Ainda ontem, com 94 anos completados em maio, Charles Aznavour rodava o mundo para manter viva a velha chanson francesa. Com sua dicção perfeita, associada a uma voz aveludada que misturava os timbres de um tenor e de um barítono, celebrava as cicatrizes de amores, abria e fechava as feridas sentimentais. Foram 72 anos de carreira, mais de 100 milhões de álbuns vendidos e estimadas 1 400 composições de sua autoria ou gravadas. Dada a longevidade — “Nós, armênios, vivemos muito”, ele brincava —, Aznavour cantou o século XX como nenhum outro artista. Em La Bohème, de 1965, narrou a história de um pintor que se lembra com saudade da juventude no bairro parisiense de Montmartre. Em Hier Encore, outro clássico, de 1955, que teve pelo menos noventa regravações, entoou o choro de um idoso que lastima ter perdido o tempo de seus 20 anos. Com Après l’Amour, também de 1955, comprou briga por meio de uma balada que seria proibida nas rádios francesas, com as revelações de um casal depois do sexo. Eram relatos de mulheres e homens comuns como ele. Batizado de Shahnourth Varenag Aznavourian, em Paris, de pais nascidos na Armênia, tinha 1,60 metro de altura, era feioso e desajeitado — tudo espetacularmente compensado pela arte de compor e pelo vozeirão que o faziam alto, bonito e charmoso.
“Nós, armênios, vivemos muito. Vou chegar aos 100 anos e trabalharei até os 90.”

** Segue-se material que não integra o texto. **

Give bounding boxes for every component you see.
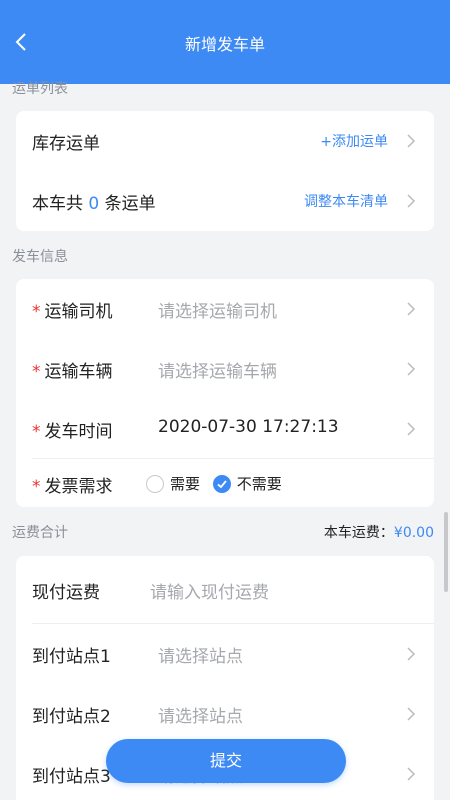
prepaid-row: 现付运费 请输入现付运费 xyxy=(16,560,434,620)
vehicle-select[interactable]: 请选择运输车辆 xyxy=(158,357,277,382)
chevron-right-icon xyxy=(407,194,416,208)
departure-card: * 运输司机 请选择运输司机 * 运输车辆 请选择运输车辆 * 发车时间 2020-0… xyxy=(16,279,434,507)
radio-unchecked-icon xyxy=(146,474,164,493)
chevron-right-icon xyxy=(407,302,416,316)
section-title-freight: 运费合计 xyxy=(12,525,68,541)
invoice-option-need[interactable]: 需要 xyxy=(146,473,200,494)
driver-row[interactable]: * 运输司机 请选择运输司机 xyxy=(16,279,434,339)
chevron-right-icon xyxy=(407,647,416,661)
station2-label: 到付站点2 xyxy=(32,707,111,727)
adjust-list-button[interactable]: 调整本车清单 xyxy=(304,191,388,211)
prepaid-label: 现付运费 xyxy=(32,583,100,603)
radio-checked-icon xyxy=(212,474,231,493)
stock-waybill-label: 库存运单 xyxy=(32,134,100,154)
stock-waybill-row[interactable]: 库存运单 +添加运单 xyxy=(16,111,434,171)
required-mark: * xyxy=(32,422,41,442)
section-title-departure: 发车信息 xyxy=(12,249,68,265)
departure-time-row[interactable]: * 发车时间 2020-07-30 17:27:13 xyxy=(16,399,434,459)
page-title: 新增发车单 xyxy=(184,35,265,54)
departure-time-value[interactable]: 2020-07-30 17:27:13 xyxy=(158,417,339,437)
invoice-label-text: 发票需求 xyxy=(44,477,113,497)
driver-select[interactable]: 请选择运输司机 xyxy=(158,297,277,322)
vehicle-label-text: 运输车辆 xyxy=(44,362,113,382)
freight-total-value: ¥0.00 xyxy=(393,525,434,541)
prepaid-input[interactable]: 请输入现付运费 xyxy=(150,578,269,603)
chevron-right-icon xyxy=(407,134,416,148)
chevron-right-icon xyxy=(407,422,416,436)
time-label: * 发车时间 xyxy=(32,417,113,442)
freight-total: 本车运费：¥0.00 xyxy=(324,522,434,542)
count-suffix: 条运单 xyxy=(104,194,156,214)
invoice-label: * 发票需求 xyxy=(32,472,113,497)
radio-label: 需要 xyxy=(170,475,201,493)
vehicle-row[interactable]: * 运输车辆 请选择运输车辆 xyxy=(16,339,434,399)
waybill-count-row[interactable]: 本车共 0 条运单 调整本车清单 xyxy=(16,171,434,231)
vehicle-label: * 运输车辆 xyxy=(32,357,113,382)
submit-button[interactable]: 提交 xyxy=(106,739,346,783)
station1-label: 到付站点1 xyxy=(32,647,111,667)
chevron-right-icon xyxy=(407,707,416,721)
driver-label: * 运输司机 xyxy=(32,297,113,322)
nav-bar: 新增发车单 xyxy=(0,0,450,84)
required-mark: * xyxy=(32,362,41,382)
waybill-card: 库存运单 +添加运单 本车共 0 条运单 调整本车清单 xyxy=(16,111,434,231)
required-mark: * xyxy=(32,477,41,497)
section-title-waybills: 运单列表 xyxy=(12,81,68,97)
station3-label: 到付站点3 xyxy=(32,767,111,787)
station2-row[interactable]: 到付站点2 请选择站点 xyxy=(16,684,434,744)
invoice-radio-group: 需要 不需要 xyxy=(146,473,290,497)
waybill-count: 0 xyxy=(88,194,100,214)
add-waybill-button[interactable]: +添加运单 xyxy=(320,131,388,151)
count-prefix: 本车共 xyxy=(32,194,83,214)
station2-select[interactable]: 请选择站点 xyxy=(158,702,243,727)
driver-label-text: 运输司机 xyxy=(44,302,113,322)
freight-total-label: 本车运费： xyxy=(323,525,394,541)
time-label-text: 发车时间 xyxy=(44,422,113,442)
radio-label: 不需要 xyxy=(236,475,282,493)
station1-select[interactable]: 请选择站点 xyxy=(158,642,243,667)
waybill-count-text: 本车共 0 条运单 xyxy=(32,189,156,214)
chevron-right-icon xyxy=(407,767,416,781)
chevron-right-icon xyxy=(407,362,416,376)
station1-row[interactable]: 到付站点1 请选择站点 xyxy=(16,624,434,684)
required-mark: * xyxy=(32,302,41,322)
invoice-row: * 发票需求 需要 不需要 xyxy=(16,459,434,507)
scrollbar[interactable] xyxy=(444,512,448,592)
invoice-option-no-need[interactable]: 不需要 xyxy=(212,473,282,494)
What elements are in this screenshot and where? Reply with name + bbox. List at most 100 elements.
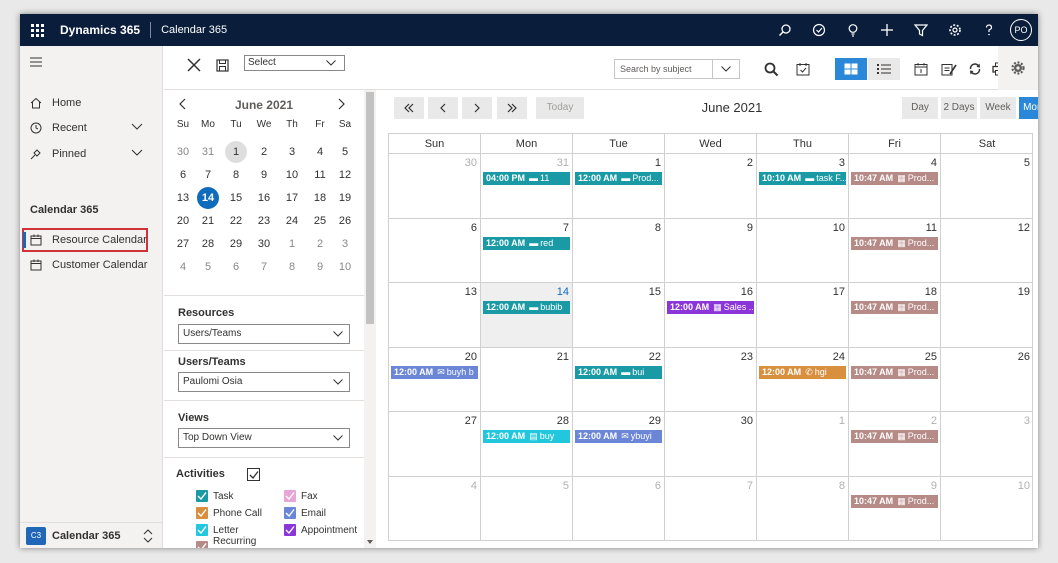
- mini-day[interactable]: 6: [225, 256, 247, 278]
- mini-day[interactable]: 12: [334, 164, 356, 186]
- mini-day[interactable]: 6: [172, 164, 194, 186]
- calendar-event[interactable]: 12:00 AM ▦ Sales ...: [667, 301, 754, 314]
- mini-day[interactable]: 27: [172, 233, 194, 255]
- insights-button[interactable]: [836, 14, 870, 46]
- day-cell[interactable]: 1: [757, 412, 849, 477]
- users-teams-select[interactable]: Paulomi Osia: [178, 372, 350, 392]
- day-cell[interactable]: 14 12:00 AM ▬ bubib: [481, 283, 573, 348]
- day-cell[interactable]: 1 12:00 AM ▬ Prod...: [573, 154, 665, 219]
- day-cell[interactable]: 23: [665, 347, 757, 412]
- nav-item-resource-calendar[interactable]: Resource Calendar: [20, 228, 163, 252]
- day-cell[interactable]: 30: [389, 154, 481, 219]
- day-cell[interactable]: 11 10:47 AM ▦ Prod...: [849, 218, 941, 283]
- calendar-event[interactable]: 12:00 AM ✉ buyh b: [391, 365, 478, 379]
- calendar-event[interactable]: 12:00 AM ▬ bubib: [483, 301, 570, 314]
- mini-day[interactable]: 4: [172, 256, 194, 278]
- day-cell[interactable]: 9 10:47 AM ▦ Prod...: [849, 476, 941, 541]
- day-cell[interactable]: 31 04:00 PM ▬ 11: [481, 154, 573, 219]
- activity-checkbox[interactable]: [284, 490, 296, 502]
- day-cell[interactable]: 9: [665, 218, 757, 283]
- search-button[interactable]: [756, 58, 786, 80]
- settings-button[interactable]: [938, 14, 972, 46]
- user-avatar[interactable]: PO: [1010, 19, 1032, 41]
- search-dropdown-button[interactable]: [712, 60, 739, 78]
- nav-item-pinned[interactable]: Pinned: [20, 142, 163, 166]
- select-dropdown[interactable]: Select: [244, 55, 345, 71]
- calendar-event[interactable]: 12:00 AM ✆ hgi: [759, 365, 846, 379]
- day-cell[interactable]: 21: [481, 347, 573, 412]
- panel-scrollbar[interactable]: [364, 90, 376, 548]
- app-launcher-button[interactable]: [20, 14, 54, 46]
- area-switcher[interactable]: C3 Calendar 365: [20, 522, 163, 548]
- mini-day[interactable]: 29: [225, 233, 247, 255]
- day-cell[interactable]: 30: [665, 412, 757, 477]
- activity-checkbox[interactable]: [196, 490, 208, 502]
- mini-day[interactable]: 16: [253, 187, 275, 209]
- activity-checkbox[interactable]: [284, 524, 296, 536]
- scroll-down-icon[interactable]: [367, 540, 373, 544]
- mini-day[interactable]: 19: [334, 187, 356, 209]
- day-cell[interactable]: 27: [389, 412, 481, 477]
- mini-day[interactable]: 7: [197, 164, 219, 186]
- today-button[interactable]: Today: [536, 97, 584, 119]
- day-cell[interactable]: 17: [757, 283, 849, 348]
- day-cell[interactable]: 15: [573, 283, 665, 348]
- grid-view-button[interactable]: [835, 58, 867, 80]
- hamburger-button[interactable]: [20, 50, 163, 74]
- mini-day[interactable]: 25: [309, 210, 331, 232]
- brand-title[interactable]: Dynamics 365: [54, 23, 150, 37]
- mini-day[interactable]: 2: [253, 141, 275, 163]
- mini-day[interactable]: 4: [309, 141, 331, 163]
- mini-day[interactable]: 31: [197, 141, 219, 163]
- mini-day[interactable]: 5: [197, 256, 219, 278]
- day-cell[interactable]: 10: [941, 477, 1033, 542]
- mini-day[interactable]: 30: [172, 141, 194, 163]
- mini-day[interactable]: 3: [281, 141, 303, 163]
- activity-checkbox[interactable]: [196, 541, 208, 548]
- subject-search-input[interactable]: Search by subject: [614, 59, 740, 79]
- mini-day[interactable]: 9: [253, 164, 275, 186]
- activity-checkbox[interactable]: [196, 507, 208, 519]
- day-cell[interactable]: 6: [573, 476, 665, 541]
- day-cell[interactable]: 6: [389, 218, 481, 283]
- mini-day[interactable]: 10: [334, 256, 356, 278]
- day-cell[interactable]: 5: [941, 154, 1033, 219]
- day-cell[interactable]: 3 10:10 AM ▬ task F...: [757, 154, 849, 219]
- day-cell[interactable]: 28 12:00 AM ▤ buy: [481, 412, 573, 477]
- next-year-button[interactable]: [497, 97, 527, 119]
- nav-item-recent[interactable]: Recent: [20, 116, 163, 140]
- calendar-event[interactable]: 10:47 AM ▦ Prod...: [851, 494, 938, 508]
- calendar-event[interactable]: 12:00 AM ✉ ybuyi: [575, 430, 662, 443]
- next-month-button[interactable]: [462, 97, 492, 119]
- view-button-day[interactable]: Day: [902, 97, 938, 119]
- mini-day[interactable]: 26: [334, 210, 356, 232]
- close-button[interactable]: [187, 58, 201, 75]
- day-cell[interactable]: 26: [941, 348, 1033, 412]
- mini-day[interactable]: 1: [281, 233, 303, 255]
- mini-day[interactable]: 8: [281, 256, 303, 278]
- mini-day[interactable]: 11: [309, 164, 331, 186]
- views-select[interactable]: Top Down View: [178, 428, 350, 448]
- day-cell[interactable]: 19: [941, 283, 1033, 348]
- mini-day-selected[interactable]: 1: [225, 141, 247, 163]
- day-cell[interactable]: 3: [941, 412, 1033, 477]
- mini-day[interactable]: 22: [225, 210, 247, 232]
- day-cell[interactable]: 22 12:00 AM ▬ bui: [573, 347, 665, 412]
- day-cell[interactable]: 8: [573, 218, 665, 283]
- view-button-2-days[interactable]: 2 Days: [941, 97, 977, 119]
- mini-day[interactable]: 21: [197, 210, 219, 232]
- activity-checkbox[interactable]: [196, 524, 208, 536]
- list-view-button[interactable]: [868, 58, 900, 80]
- app-name[interactable]: Calendar 365: [151, 24, 227, 36]
- day-cell[interactable]: 24 12:00 AM ✆ hgi: [757, 347, 849, 412]
- calendar-event[interactable]: 12:00 AM ▬ red: [483, 236, 570, 250]
- day-cell[interactable]: 25 10:47 AM ▦ Prod...: [849, 347, 941, 412]
- mini-day[interactable]: 24: [281, 210, 303, 232]
- calendar-event[interactable]: 10:10 AM ▬ task F...: [759, 172, 846, 185]
- calendar-event[interactable]: 10:47 AM ▦ Prod...: [851, 430, 938, 443]
- mini-day[interactable]: 13: [172, 187, 194, 209]
- mini-day[interactable]: 30: [253, 233, 275, 255]
- mini-day[interactable]: 7: [253, 256, 275, 278]
- mini-prev-month-button[interactable]: [178, 98, 186, 113]
- day-cell[interactable]: 4: [389, 476, 481, 541]
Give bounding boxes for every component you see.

“Charles Aznavour era profundamente francês, profundamente ligado às suas raízes armênias”, disse o presidente da França, Emmanuel Macron. “Ele acompanhou as alegrias e as dores de três gerações. Suas obras-primas, o tom de sua voz, seu brilho único sobreviverão a ele por muito tempo.” Houve cantores franceses inigualáveis antes de Aznavour. Houve Edith Piaf (1915-1963), de quem ele foi motorista e secretário, e ainda autor de diversas canções (sempre negou ter sido amante de La Môme). Houve Charles Trenet (1913-2001), Maurice Chevalier (1888-1972) e Yves Montand (1921-1991). Mas nenhum deles teve o dom de acariciar o tempo como Aznavour, que, para além da ribalta e dos discos, participou de oitenta filmes, porque suas letras soavam como roteiro. Nas telas, seu grande sucesso foi Atirem no Pianista, dirigido por François Truffaut, de 1960. Em maio, Aznavour quebrara um braço. Em 17 de setembro, fez um show no Japão. Tinha apresentações marcadas para o Brasil em 2019. Morreu, no dia 1º, em sua casa de Mouriès, no sudoeste da França, de causas não reveladas. Não atingiu seu objetivo, “chegar aos 100 anos”, mas cumpriu com folga outro, “trabalhar até os 90”, porque ainda ontem tinha 20 anos.